The output is a first-draft joint proposal that covers all five sections. Alliances managers review, add account-specific context, adjust the joint value statement to match the specific deal, and send. Total time: 10 to 20 minutes instead of two to three hours.
Frequently Asked Questions
What is a joint GTM proposal?
A joint GTM (go-to-market) proposal is a co-branded document that two partner companies send to a shared prospect to outline how their combined solutions address the prospect's specific problem. It covers who each company is, what the joint value is, how the partnership is structured, and what the recommended next step is.
Who owns the joint GTM proposal — the vendor or the partner?
Ownership depends on who initiated the co-sell motion. Typically, the company with the closer relationship to the prospect takes the lead on drafting and sending the proposal, with the other company reviewing and approving before it goes out. In PartnerMesh, the proposal is generated collaboratively and both reps review in the co-sell room before it is finalized.
How long should a joint GTM proposal be?
A joint GTM proposal should be concise — one to two pages in most cases. The goal is to communicate the joint value and the next step clearly, not to be comprehensive. Longer proposals create more reading friction and often obscure the joint value statement in supporting material. Keep it tight.

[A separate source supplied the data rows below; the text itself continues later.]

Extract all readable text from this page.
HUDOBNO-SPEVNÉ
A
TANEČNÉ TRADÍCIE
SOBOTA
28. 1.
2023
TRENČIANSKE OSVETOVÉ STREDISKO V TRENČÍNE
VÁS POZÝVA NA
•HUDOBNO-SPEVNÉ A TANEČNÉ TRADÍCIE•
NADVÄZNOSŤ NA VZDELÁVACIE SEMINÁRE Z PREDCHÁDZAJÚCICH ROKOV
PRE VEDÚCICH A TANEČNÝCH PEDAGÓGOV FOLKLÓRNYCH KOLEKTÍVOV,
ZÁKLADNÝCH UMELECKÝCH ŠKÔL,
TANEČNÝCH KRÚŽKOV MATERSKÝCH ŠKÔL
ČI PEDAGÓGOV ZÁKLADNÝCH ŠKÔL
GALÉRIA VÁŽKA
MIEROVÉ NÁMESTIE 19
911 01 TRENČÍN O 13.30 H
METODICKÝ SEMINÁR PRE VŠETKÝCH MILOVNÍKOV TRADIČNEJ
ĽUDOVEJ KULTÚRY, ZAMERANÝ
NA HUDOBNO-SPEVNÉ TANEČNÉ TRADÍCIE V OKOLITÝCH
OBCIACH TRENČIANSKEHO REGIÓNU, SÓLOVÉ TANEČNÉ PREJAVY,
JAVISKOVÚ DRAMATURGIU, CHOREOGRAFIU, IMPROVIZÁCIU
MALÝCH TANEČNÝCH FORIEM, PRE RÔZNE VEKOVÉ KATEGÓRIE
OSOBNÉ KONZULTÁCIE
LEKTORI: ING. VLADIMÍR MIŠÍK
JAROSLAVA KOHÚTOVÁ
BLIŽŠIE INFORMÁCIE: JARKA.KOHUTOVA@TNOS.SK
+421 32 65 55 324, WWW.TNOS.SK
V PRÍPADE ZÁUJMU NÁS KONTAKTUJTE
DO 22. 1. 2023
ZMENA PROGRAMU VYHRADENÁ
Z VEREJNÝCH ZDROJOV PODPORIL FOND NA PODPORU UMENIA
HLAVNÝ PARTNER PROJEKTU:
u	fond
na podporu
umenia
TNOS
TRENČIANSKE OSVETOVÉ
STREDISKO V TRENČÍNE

How is a joint GTM proposal different from a standard sales proposal?
A standard sales proposal focuses on one company's product, pricing, and value proposition. A joint GTM proposal centers on the combined value of two companies' solutions for a specific shared prospect. The joint value statement — what the two products deliver together that neither delivers alone — is the core content of a joint proposal and does not appear in a standard single-vendor proposal.